2005: Als die Bundesregierung keinerlei Initiative erkennen lässt, dieser Resolution folgend das Ratifizierungsverfahren in Gang zu setzen, plant die Fraktion von Bündnis 90/Die Grünen das Einbringen einer neuerlichen Resolution, in der die Bundesregierung noch eindringlicher und dezidierter aufgefordert wird, endlich aktiv zu werden. Doch angesichts der vorzeitigen Auflösung der Regierung im Mai und der Ankündigung von Neuwahlen unterbleibt diese Initiative. Sie soll nun in der neuen Legislaturperiode erneut aufgegriffen werden.
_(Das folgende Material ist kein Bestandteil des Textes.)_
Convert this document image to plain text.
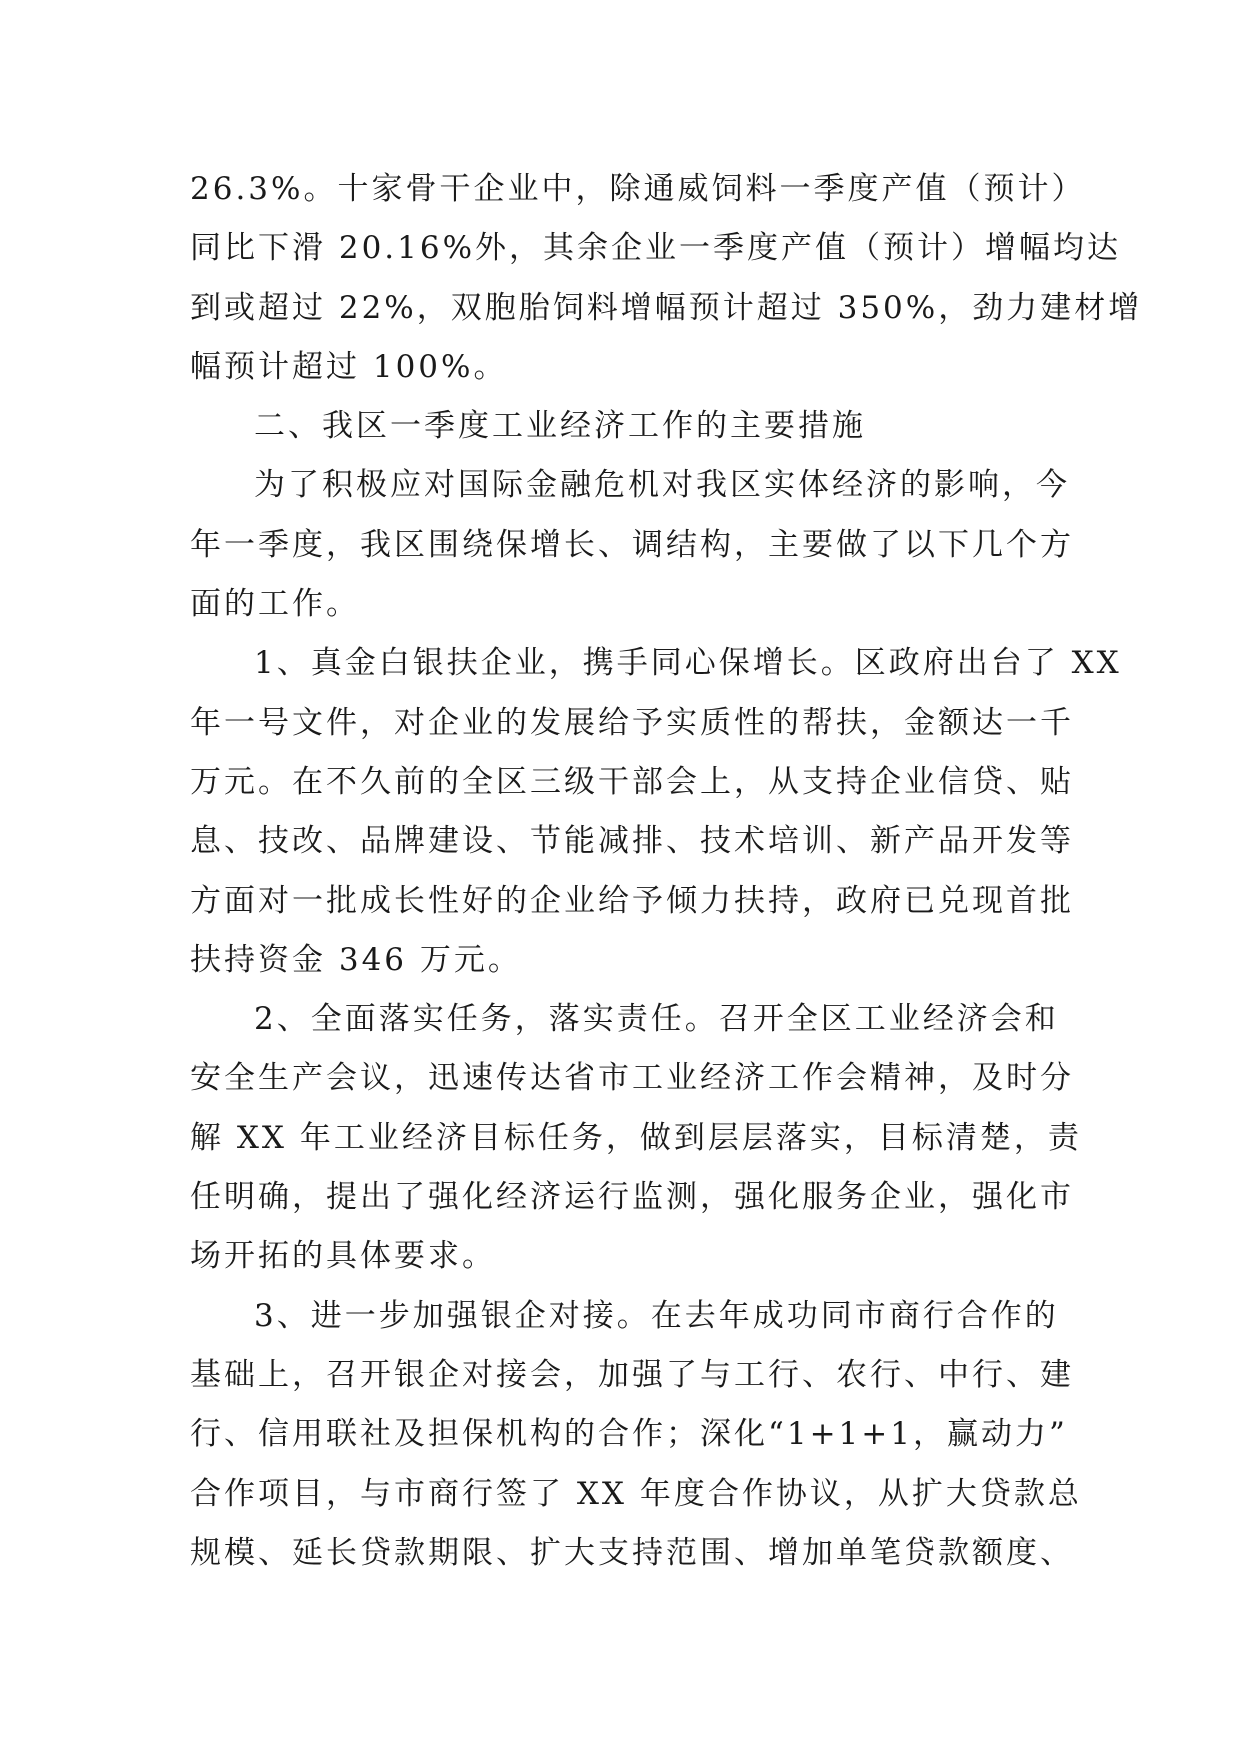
26.3%。十家骨干企业中，除通威饲料一季度产值（预计）
同比下滑 20.16%外，其余企业一季度产值（预计）增幅均达
到或超过 22%，双胞胎饲料增幅预计超过 350%，劲力建材增
幅预计超过 100%。
二、我区一季度工业经济工作的主要措施
为了积极应对国际金融危机对我区实体经济的影响，今
年一季度，我区围绕保增长、调结构，主要做了以下几个方
面的工作。
1、真金白银扶企业，携手同心保增长。区政府出台了 XX
年一号文件，对企业的发展给予实质性的帮扶，金额达一千
万元。在不久前的全区三级干部会上，从支持企业信贷、贴
息、技改、品牌建设、节能减排、技术培训、新产品开发等
方面对一批成长性好的企业给予倾力扶持，政府已兑现首批
扶持资金 346 万元。
2、全面落实任务，落实责任。召开全区工业经济会和
安全生产会议，迅速传达省市工业经济工作会精神，及时分
解 XX 年工业经济目标任务，做到层层落实，目标清楚，责
任明确，提出了强化经济运行监测，强化服务企业，强化市
场开拓的具体要求。
3、进一步加强银企对接。在去年成功同市商行合作的
基础上，召开银企对接会，加强了与工行、农行、中行、建
行、信用联社及担保机构的合作；深化“1+1+1，赢动力”
合作项目，与市商行签了 XX 年度合作协议，从扩大贷款总
规模、延长贷款期限、扩大支持范围、增加单笔贷款额度、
Was hat das alles mit uns zu tun?

Mit ihrer Außen-, Wirtschafts- und Entwicklungspolitik beeinflusst auch die Bundesrepublik Deutschland die Lebensbedingungen von Angehörigen indigener Völker und Gemeinschaften unmittelbar. Beteiligung deutscher Firmen und Banken am Staudammbau oder an Öl-Pipeline-Projekten sind dafür ebenso Beispiele wie die Einfuhr von Erdöl oder Erdgas. Deshalb ist Deutschland gefordert, Verantwortung für die Folgen solcher Projekte zu übernehmen.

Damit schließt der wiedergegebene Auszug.